Memasuki era Reformasi (1998) sindrom ketergantungan koperasi kepada Pemerintah tidak kunjung berkurang.  Keteregantungannya pada Pemerintah, menjadikan gerakan koperasi tidak dapat melepaskan diri dari irama orientasi politik Pemerintah yang berkuasa. Dalam kondisi perkoperasian seperti itu, peranan organisasi gerakan koperasi, yaitu DEKOPIN (Dewan Koperasi Indonesia) sangat diharapkan dalam upaya melaksanakan fungsi  utamanya, yaitu sebagai penjaga/pengawal nilai-nilai dan prinsip-prinsip koperasi serta sebagai mitra Pemerintah dalam pembangunan koperasi. Tetapi organisasi gerakan koperasi yang dibentuk pada 12 Juli 1947 dengan nama SOKRI (Sentral Organisasi Koperasi Rakyat Indonesia) ini mempunyai masalahnya sendiri yang tidak kurang peliknya. Sejak era reformasi pucuk pimpinan organisasi gerakan koperasi menjadi “rebutan”, selain oleh tokoh-tokoh gerakan koperasi sendiri juga oleh politisi-politisi yang “berbaju koperasi”.  Sebagai organisasi tunggal gerakan koperasi, yang beranggotakan lebih dari 150.000 koperasi (meskipun hampir sebagian tidak aktif) dengan anggota perorangannya konon lebih dari 37 juta orang serta mendapatalokasi dana APBN yang jumlahnya puluhan miliar (yang dalam kenyataannya justru menjadi “racun” yang menggerus upaya koperasi untuk mandiri, selain rawan untuk dimanipulasi), bisadimengerti jika organisasi gerakan koperasi ini menjadi inceran banyak pihak.
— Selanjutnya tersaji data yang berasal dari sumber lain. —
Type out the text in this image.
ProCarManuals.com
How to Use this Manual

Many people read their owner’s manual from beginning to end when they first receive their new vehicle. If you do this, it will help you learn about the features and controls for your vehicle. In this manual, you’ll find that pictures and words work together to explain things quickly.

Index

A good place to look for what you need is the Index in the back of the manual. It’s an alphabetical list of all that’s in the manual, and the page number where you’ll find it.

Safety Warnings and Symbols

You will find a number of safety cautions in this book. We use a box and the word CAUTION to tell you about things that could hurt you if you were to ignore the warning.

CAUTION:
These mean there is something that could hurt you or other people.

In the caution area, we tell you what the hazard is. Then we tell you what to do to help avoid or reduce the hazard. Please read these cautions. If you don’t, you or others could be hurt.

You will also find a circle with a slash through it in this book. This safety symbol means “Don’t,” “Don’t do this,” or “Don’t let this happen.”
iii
Dengan kondisi dan potensi seperti di atas, jika pimpinan DEKOPIN berada di tangan orang-orang yang benar, dalam arti selain memiliki pemahaman mengenai nilai-nilai dan prinsip-prinsip koperasi, juga memiliki kompetensi dan integritas, dan dengan “rendah hati” mau belajar dari keberhasilan koperasi-koperasi negeri jiran, bisa diharapkan koperasi akan mengalami kemajuan.

Dari negeri jiran ini kita dapat belajar tentang pentingnya pendidikan sebagai basis keanggotaan yang aktif sebagai pemilik maupun sebagai pelanggan koperasi, tentang profesionalisme dalam mengelola usaha sehingga menjadi koperasi yang mandiri dari segi ekonomi, serta tentang bagaimana gerakan koperasi membangun sinergi dengan pemerintah dalam merumuskan strategi bersama dalam pembangunan koperasi.
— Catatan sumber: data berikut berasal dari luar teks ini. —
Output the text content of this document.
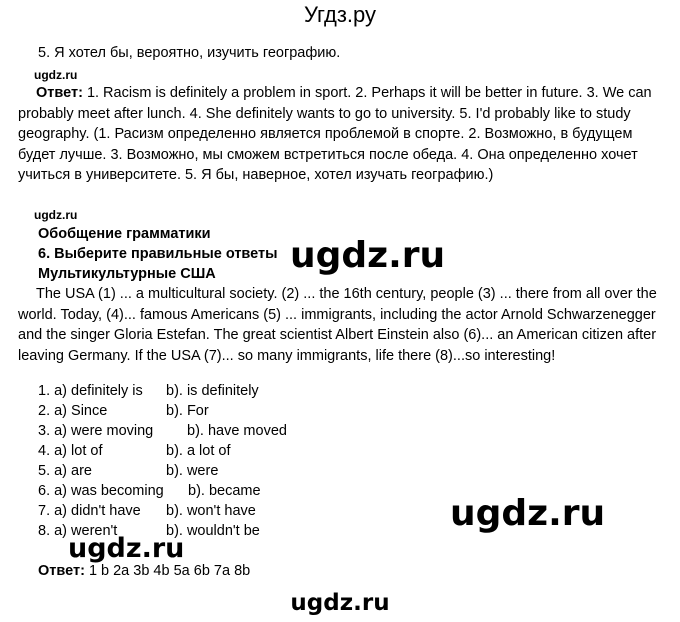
Угдз.ру
5. Я хотел бы, вероятно, изучить географию.
ugdz.ru
Ответ: 1. Racism is definitely a problem in sport. 2. Perhaps it will be better in future. 3. We can probably meet after lunch. 4. She definitely wants to go to university. 5. I'd probably like to study geography. (1. Расизм определенно является проблемой в спорте. 2. Возможно, в будущем будет лучше. 3. Возможно, мы сможем встретиться после обеда. 4. Она определенно хочет учиться в университете. 5. Я бы, наверное, хотел изучать географию.)
ugdz.ru
Обобщение грамматики
6. Выберите правильные ответы
Мультикультурные США ugdz.ru
The USA (1) ... a multicultural society. (2) ... the 16th century, people (3) ... there from all over the world. Today, (4)... famous Americans (5) ... immigrants, including the actor Arnold Schwarzenegger and the singer Gloria Estefan. The great scientist Albert Einstein also (6)... an American citizen after leaving Germany. If the USA (7)... so many immigrants, life there (8)...so interesting!
1. a) definitely is b). is definitely
2. a) Since	b). For
3. a) were moving b). have moved
4. a) lot of	b). a lot of
5. a) are	b). were
6. a) was becoming b). became
7. a) didn't have b). won't have
8. a) weren't	b). wouldn't be	ugdz.ru
ugdz.ru
Ответ: 1 b 2a 3b 4b 5a 6b 7a 8b
ugdz.ru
Tetapi jika jatuh ke tangan orang-orang yang semata ingin menjadikan organisasi tunggal gerakan koperasi sebagai basis kepentingan pribadi/kelompoknya, termasuk sebagai panggung politiknya, ya jangan harap koperasi di Indonesia akan mengalami kemajuan. Sayangnya kondisi terakhir inilah yang masih terjadi pada saat ini.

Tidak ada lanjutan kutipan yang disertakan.